American writer Washington Irving (1783-1859) used the surname to create the fictitious Diedrich Knickerbocker, the pretend author of Irving’s novel A History of New-York from the Beginning of the World to the End of the Dutch Dynasty published in 1809. The character dresses in baggy-kneed trousers referred to as knickerbockers, later shortened to knickers.
en.wikipedia.org/wiki/Diedrich_Knickerbocker
Knickerbocker is also used to refer to people who live in Manhattan and the short-form adopted for the city’s professional basketball team who are called the Knicks (and wear knickers to play in).
In 1900, The Times reported The Imperial Yeomanry.. in their well-made, loosely-fitting khaki tunics and riding knickers.
The earliest written British use of knickers for womens’ undergarments was in 1882. I recommend flannel knickers in preference to a flannel petticoat. (From The Queen - an illustrated journal that was published from 1861 to 1970.)
Pants comes from mid 14C to early 17C Middle French panatalon - also the Italian dramatic character Pantaloon (pantaleon) who worn long, straight close-fitting breeches.

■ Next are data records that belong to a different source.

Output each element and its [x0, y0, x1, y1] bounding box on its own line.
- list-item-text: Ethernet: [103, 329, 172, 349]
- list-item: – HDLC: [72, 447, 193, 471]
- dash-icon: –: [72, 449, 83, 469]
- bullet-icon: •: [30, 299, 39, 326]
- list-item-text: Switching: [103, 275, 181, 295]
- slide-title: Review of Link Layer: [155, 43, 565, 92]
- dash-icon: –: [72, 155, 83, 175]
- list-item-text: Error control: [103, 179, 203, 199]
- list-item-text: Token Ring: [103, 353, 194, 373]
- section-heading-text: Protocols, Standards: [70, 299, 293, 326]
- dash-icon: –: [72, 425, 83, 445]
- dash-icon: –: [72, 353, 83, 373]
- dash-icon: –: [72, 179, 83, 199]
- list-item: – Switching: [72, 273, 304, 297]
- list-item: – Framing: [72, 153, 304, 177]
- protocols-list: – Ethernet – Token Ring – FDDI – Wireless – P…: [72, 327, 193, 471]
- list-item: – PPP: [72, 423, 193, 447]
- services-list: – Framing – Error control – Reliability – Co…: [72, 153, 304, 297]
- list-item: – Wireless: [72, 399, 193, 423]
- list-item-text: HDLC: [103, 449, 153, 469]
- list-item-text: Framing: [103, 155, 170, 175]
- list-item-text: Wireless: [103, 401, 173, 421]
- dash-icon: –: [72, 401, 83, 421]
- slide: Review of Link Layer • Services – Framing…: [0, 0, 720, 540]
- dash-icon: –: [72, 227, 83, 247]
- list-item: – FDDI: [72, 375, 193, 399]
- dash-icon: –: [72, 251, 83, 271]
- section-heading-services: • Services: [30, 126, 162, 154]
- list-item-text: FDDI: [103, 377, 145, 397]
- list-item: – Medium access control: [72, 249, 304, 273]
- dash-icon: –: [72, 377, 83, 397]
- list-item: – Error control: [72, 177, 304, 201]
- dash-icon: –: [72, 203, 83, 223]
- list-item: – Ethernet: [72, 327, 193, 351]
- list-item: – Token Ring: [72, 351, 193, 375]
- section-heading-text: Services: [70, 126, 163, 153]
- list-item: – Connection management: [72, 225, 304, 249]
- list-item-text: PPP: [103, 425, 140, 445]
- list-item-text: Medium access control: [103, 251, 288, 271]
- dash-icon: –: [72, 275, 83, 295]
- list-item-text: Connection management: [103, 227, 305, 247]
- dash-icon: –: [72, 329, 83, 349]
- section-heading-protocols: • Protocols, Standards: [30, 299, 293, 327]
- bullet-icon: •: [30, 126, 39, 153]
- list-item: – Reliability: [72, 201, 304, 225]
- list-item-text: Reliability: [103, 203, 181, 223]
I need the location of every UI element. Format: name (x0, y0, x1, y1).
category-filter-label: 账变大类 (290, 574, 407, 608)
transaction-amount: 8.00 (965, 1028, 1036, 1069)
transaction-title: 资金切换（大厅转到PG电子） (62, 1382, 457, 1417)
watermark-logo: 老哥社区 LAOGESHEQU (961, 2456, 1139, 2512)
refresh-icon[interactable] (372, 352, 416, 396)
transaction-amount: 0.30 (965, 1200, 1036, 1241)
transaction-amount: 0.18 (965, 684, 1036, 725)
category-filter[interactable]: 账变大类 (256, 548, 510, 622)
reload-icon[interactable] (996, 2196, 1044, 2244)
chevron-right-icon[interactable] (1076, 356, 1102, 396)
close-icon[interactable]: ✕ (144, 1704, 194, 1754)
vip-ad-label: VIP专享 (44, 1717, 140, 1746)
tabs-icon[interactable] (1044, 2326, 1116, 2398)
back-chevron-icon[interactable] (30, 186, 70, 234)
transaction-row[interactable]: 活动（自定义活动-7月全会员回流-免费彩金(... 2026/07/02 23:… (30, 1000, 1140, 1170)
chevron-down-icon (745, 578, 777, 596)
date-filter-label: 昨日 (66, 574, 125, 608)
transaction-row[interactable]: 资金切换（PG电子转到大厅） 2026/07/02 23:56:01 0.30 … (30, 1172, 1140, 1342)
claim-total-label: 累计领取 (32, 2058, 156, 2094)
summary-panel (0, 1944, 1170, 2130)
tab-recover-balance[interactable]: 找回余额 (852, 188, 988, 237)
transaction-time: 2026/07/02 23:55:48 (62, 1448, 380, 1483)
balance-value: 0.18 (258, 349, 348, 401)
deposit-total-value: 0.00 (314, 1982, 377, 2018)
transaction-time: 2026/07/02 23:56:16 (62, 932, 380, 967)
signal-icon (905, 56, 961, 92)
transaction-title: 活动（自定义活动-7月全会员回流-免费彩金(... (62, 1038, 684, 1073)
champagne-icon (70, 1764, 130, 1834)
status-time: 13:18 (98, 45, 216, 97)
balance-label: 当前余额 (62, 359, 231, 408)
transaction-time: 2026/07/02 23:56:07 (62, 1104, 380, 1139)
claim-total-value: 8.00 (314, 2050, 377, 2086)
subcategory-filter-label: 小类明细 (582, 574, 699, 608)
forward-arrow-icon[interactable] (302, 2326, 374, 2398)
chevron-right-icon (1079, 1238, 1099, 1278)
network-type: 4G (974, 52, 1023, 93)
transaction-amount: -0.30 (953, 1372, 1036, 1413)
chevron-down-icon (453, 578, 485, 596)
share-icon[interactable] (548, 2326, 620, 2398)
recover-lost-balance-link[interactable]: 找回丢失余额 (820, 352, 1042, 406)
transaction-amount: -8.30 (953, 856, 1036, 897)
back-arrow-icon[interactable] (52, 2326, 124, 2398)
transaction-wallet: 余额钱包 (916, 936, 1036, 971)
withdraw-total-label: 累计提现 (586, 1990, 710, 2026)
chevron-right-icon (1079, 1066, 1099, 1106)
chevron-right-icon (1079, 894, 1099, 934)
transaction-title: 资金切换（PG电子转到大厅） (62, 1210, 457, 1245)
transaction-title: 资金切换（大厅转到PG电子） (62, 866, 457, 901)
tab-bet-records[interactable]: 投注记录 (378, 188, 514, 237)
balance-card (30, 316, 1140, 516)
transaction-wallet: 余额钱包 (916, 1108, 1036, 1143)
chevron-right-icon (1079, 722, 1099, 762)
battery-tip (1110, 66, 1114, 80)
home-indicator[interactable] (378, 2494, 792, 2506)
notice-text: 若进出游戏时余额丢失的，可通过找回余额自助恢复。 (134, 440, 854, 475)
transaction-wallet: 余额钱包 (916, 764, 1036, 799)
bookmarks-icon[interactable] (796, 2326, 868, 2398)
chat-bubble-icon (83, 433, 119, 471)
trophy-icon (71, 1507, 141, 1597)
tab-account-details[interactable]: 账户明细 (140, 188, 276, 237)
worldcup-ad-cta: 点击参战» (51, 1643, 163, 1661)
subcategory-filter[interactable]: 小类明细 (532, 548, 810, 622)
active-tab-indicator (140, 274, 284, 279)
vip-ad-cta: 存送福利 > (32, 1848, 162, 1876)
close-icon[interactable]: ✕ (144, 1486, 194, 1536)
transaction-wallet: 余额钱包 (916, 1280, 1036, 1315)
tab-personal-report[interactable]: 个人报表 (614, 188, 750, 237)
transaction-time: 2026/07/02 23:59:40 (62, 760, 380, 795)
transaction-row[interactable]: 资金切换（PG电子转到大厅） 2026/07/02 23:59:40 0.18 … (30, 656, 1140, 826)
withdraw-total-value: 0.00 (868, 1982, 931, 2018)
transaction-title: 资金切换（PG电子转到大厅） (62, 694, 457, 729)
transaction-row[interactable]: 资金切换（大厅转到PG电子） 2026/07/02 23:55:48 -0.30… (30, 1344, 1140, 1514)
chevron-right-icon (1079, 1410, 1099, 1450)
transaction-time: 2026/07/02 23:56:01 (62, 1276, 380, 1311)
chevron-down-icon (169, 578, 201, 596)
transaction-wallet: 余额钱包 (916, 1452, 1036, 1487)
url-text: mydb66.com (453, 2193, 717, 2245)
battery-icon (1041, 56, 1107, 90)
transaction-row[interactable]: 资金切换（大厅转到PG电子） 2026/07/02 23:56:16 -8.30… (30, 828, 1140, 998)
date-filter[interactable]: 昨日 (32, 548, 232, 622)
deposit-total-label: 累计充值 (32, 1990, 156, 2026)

Pants became trousers of any kind. In early use, the word was applied to men's trousers, but in the 20C extended to include those worn by both men and women. Panties were men's or boys’ short trousers.
Panties for women's or girls' underpants; especially short-legged pants with an elasticated waist - is a relatively modern term first used in the early 1900s in Australia.
In summary: Pants is French. Panties comes via Australia. Knickers comes to us from American fiction via a Dutch colonist. It’s all very international but if you insist on knickers as the correct term you were already using a word that originated in America.
If you live in NW England ( as I do).....all trousers are called pants


. Perhaps we can set up a “Ban the Bad use of words” group ? … oh heck that’s a terrible use of grammar, I blame my ageing brain.